Sub-study 1: a case-control study, nested within the Veteran’s Affairs Normative Ageing Study, evaluating circulating irisin levels in 88 ACS cases and 158 age- and sampling year-matched controls, as a predictor of ACS. Sub-study 2: a prospective cohort study, where 103 participants with established coronary artery disease were stratified by circulating irisin levels at the time they received percutaneous coronary interventions (PCIs) and were followed for the development of MACE.

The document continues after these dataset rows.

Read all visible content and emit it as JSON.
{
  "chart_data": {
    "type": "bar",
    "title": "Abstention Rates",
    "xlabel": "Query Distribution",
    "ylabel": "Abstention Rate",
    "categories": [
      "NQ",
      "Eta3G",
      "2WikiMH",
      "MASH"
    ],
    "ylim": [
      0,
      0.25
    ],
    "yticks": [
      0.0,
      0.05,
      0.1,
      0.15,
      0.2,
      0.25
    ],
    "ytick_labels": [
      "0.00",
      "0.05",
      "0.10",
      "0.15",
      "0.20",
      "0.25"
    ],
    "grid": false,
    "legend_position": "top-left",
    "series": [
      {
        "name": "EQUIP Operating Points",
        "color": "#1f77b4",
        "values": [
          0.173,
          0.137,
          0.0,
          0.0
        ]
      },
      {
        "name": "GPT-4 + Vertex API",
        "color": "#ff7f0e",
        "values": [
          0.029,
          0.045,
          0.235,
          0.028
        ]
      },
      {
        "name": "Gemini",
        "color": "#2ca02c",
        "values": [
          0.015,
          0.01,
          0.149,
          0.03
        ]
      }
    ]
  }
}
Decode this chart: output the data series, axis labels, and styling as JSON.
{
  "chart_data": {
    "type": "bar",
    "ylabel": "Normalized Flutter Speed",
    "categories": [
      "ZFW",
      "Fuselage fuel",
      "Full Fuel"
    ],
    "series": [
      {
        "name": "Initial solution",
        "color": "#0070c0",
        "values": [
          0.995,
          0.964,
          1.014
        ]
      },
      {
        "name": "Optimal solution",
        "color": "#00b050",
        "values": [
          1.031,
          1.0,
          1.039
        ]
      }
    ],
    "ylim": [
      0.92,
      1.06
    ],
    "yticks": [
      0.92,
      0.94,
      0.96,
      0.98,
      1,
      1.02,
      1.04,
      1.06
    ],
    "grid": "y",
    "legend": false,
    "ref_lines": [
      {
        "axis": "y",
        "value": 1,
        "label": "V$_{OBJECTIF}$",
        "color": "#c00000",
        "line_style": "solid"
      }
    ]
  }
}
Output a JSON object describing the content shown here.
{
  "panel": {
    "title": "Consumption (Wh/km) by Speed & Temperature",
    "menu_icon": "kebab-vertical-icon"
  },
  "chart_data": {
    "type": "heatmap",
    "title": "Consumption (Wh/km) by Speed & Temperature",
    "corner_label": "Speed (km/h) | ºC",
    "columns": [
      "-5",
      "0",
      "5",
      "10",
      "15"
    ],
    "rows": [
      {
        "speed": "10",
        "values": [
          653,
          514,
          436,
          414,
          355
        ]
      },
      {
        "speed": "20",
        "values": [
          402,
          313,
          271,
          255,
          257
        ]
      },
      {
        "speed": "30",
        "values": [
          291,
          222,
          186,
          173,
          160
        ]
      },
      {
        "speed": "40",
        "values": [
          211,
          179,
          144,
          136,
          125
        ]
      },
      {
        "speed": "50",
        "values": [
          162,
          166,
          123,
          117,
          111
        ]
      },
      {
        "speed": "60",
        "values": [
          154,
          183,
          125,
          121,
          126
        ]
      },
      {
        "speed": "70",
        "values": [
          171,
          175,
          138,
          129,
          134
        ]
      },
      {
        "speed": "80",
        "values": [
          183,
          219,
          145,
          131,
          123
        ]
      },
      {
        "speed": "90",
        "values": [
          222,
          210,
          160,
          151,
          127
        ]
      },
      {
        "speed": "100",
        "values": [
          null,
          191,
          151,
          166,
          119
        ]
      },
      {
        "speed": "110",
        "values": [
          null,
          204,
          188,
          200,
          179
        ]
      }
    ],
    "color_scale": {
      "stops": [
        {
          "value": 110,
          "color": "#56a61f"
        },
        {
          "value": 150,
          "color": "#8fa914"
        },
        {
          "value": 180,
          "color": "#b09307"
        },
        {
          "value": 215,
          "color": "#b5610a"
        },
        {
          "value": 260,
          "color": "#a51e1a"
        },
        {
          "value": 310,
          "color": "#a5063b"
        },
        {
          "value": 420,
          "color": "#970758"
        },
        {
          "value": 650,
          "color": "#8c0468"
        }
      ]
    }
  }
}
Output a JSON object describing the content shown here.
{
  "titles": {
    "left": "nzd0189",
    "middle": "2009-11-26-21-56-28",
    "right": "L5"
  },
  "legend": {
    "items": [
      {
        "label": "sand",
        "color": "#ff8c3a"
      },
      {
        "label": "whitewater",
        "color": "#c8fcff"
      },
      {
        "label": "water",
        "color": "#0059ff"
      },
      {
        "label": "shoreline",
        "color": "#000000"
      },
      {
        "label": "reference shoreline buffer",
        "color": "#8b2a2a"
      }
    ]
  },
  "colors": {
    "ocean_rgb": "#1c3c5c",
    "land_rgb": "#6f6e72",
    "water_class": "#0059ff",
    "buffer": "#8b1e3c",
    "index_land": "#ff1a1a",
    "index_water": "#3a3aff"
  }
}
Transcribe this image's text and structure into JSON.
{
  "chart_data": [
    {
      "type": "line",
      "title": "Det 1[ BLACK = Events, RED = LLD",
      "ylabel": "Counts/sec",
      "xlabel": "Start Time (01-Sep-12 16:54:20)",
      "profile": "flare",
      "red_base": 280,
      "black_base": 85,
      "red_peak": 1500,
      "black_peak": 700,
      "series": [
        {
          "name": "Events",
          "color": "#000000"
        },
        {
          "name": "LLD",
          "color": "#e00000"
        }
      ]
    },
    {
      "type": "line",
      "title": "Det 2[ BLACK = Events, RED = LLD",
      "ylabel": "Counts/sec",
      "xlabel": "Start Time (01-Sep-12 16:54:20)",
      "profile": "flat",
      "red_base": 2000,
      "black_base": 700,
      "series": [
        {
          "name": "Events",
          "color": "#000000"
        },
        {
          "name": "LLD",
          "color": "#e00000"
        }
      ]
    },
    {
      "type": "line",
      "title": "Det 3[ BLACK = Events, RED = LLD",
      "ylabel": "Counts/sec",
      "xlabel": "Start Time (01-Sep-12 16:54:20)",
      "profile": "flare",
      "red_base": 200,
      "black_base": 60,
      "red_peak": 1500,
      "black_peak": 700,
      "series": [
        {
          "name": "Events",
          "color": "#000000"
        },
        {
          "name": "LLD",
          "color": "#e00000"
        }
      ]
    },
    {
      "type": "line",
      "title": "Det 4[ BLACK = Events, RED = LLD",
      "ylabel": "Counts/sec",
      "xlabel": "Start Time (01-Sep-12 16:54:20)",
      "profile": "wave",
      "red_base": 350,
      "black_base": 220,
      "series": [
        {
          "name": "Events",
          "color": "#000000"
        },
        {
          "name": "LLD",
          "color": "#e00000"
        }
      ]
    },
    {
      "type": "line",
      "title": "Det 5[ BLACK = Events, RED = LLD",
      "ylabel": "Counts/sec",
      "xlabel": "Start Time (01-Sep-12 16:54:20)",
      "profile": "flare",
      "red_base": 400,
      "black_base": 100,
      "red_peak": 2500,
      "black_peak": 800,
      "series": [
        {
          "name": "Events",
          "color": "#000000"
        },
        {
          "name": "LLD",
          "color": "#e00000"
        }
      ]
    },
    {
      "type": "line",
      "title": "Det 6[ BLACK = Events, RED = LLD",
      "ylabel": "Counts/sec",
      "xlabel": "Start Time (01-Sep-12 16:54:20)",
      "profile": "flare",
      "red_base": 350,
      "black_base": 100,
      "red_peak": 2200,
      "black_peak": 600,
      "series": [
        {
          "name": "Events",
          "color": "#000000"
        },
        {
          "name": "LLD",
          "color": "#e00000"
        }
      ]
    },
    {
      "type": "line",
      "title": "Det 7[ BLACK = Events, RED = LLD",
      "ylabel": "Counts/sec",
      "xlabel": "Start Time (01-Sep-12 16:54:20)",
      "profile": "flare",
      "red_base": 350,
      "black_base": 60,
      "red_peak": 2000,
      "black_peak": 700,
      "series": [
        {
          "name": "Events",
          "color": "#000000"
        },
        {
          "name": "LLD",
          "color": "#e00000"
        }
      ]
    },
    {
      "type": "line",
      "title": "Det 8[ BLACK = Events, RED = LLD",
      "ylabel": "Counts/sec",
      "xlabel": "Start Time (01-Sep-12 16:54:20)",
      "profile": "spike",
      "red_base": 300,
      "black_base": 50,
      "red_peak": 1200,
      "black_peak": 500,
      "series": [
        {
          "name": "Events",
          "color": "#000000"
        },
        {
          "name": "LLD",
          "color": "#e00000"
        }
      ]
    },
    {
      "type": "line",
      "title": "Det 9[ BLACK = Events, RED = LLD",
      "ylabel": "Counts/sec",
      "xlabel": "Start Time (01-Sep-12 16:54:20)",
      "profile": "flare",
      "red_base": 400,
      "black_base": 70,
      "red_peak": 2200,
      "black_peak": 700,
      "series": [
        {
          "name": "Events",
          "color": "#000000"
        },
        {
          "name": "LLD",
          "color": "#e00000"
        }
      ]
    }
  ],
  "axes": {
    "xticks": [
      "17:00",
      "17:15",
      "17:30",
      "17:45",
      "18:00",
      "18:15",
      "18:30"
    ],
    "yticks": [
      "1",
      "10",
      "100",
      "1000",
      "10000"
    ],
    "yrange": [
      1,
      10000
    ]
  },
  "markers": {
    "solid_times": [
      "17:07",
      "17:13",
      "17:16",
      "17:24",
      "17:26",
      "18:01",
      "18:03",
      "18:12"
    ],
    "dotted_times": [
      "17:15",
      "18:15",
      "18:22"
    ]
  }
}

Study 1: there was no association between irisin levels and ACS in otherwise healthy individuals (odds ratio: 1.00 95% confidence interval: (0.99-1.00)). Study 2: the incidence of MACE was significantly lower in the first irisin tertile compared with the second and third (incidence rate 0 vs 0.92 (0.51-1.61) vs 0.57 (0.28-1.14) events per 1000 person-days; P<0.01). This was primarily driven by the lower incidence of unstable angina (incidence rate 0 vs 0.61 (0.31-1.22) vs 0.43 (0.19-0.96) per 1000 person-days; P = 0.01).


This is the first study to date that demonstrates that, although circulating irisin levels do not predict the development of ACS in healthy individuals, increased irisin levels are associated with the development of MACE in patients with established coronary artery disease after PCI.